2.1. Bij het bestreden besluit heeft verweerder een veranderingsvergunning verleend voor het houden van 1.848 vleesvarkens, 28 paarden van drie jaar en ouder en 20 paarden jonger dan 3 jaar. De paarden worden gehuisvest in een nieuw te bouwen stal, die tevens wordt voorzien van een africhtingshal. Eerder is voor deze inrichting op 5 november 1999 een revisievergunning verleend.

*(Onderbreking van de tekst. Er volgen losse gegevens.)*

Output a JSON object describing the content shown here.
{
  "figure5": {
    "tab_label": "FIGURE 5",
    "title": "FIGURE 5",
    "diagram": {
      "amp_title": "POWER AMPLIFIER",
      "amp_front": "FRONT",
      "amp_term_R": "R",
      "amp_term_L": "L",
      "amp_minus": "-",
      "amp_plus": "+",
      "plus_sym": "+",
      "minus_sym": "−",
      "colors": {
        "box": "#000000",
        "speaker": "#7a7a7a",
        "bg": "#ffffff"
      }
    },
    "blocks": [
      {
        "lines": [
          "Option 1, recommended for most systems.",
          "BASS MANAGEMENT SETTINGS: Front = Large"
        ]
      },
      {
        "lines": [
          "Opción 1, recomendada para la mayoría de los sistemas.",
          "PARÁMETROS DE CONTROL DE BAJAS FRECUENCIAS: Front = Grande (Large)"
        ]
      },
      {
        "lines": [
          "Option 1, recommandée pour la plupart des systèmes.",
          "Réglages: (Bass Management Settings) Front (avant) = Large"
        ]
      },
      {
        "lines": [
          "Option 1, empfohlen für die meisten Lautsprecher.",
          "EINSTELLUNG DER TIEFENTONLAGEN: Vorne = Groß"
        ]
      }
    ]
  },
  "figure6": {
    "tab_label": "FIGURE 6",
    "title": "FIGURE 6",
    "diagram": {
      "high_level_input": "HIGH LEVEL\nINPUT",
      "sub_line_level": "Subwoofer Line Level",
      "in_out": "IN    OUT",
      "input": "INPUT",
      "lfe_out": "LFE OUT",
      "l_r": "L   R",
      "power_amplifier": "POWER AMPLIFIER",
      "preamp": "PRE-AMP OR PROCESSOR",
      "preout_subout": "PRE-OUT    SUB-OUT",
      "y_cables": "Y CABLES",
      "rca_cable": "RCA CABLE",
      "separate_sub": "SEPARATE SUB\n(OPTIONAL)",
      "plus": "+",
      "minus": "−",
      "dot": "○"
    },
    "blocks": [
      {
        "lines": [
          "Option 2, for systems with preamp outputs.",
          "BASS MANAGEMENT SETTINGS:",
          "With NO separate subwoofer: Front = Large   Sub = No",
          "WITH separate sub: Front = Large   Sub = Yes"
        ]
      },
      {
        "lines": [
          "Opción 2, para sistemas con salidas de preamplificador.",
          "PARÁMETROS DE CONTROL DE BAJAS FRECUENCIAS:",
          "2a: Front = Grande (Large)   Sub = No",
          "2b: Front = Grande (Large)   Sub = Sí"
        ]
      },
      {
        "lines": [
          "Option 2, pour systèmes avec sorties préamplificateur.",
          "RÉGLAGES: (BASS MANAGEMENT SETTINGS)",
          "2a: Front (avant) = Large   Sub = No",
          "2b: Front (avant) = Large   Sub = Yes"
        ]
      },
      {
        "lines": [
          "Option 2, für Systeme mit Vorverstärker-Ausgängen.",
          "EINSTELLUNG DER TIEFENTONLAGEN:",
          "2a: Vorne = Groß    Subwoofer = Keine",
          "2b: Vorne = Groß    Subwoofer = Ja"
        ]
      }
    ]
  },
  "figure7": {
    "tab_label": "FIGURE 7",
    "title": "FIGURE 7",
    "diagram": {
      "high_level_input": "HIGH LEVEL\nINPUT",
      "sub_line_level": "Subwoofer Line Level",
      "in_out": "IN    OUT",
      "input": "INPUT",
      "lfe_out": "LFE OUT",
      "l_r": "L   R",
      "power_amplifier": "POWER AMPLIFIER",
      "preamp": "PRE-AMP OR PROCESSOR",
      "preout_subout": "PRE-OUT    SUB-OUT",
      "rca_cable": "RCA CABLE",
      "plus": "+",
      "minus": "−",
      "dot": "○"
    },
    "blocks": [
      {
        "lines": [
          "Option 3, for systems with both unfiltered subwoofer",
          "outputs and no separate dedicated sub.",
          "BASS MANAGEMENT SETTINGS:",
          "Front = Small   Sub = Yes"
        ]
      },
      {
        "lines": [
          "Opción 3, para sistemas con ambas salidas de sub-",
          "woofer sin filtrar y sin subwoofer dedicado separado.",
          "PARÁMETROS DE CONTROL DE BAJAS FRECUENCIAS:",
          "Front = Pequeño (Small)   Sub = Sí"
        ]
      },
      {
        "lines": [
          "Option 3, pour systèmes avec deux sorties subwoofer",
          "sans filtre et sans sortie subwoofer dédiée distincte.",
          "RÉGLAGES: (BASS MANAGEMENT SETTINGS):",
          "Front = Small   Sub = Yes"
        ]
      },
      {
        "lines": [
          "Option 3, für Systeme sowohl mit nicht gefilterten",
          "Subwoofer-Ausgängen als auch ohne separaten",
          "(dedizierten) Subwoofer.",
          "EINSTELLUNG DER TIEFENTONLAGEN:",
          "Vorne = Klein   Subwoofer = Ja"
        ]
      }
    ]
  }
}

2.2. Ingevolge artikel 20.6, tweede lid, van de Wet milieubeheer kan tegen een besluit als het onderhavige beroep worden ingesteld door:
a. degenen die bedenkingen hebben ingebracht tegen het ontwerp van het besluit;
b. de adviseurs die gebruik hebben gemaakt van de gelegenheid advies uit te brengen over het ontwerp van het besluit;
c. degenen die bedenkingen hebben tegen wijzigingen die bij het nemen van het besluit ten opzichte van het ontwerp daarvan zijn aangebracht;
d. belanghebbenden aan wie redelijkerwijs niet kan worden verweten geen bedenkingen te hebben ingebracht tegen het ontwerp van het besluit.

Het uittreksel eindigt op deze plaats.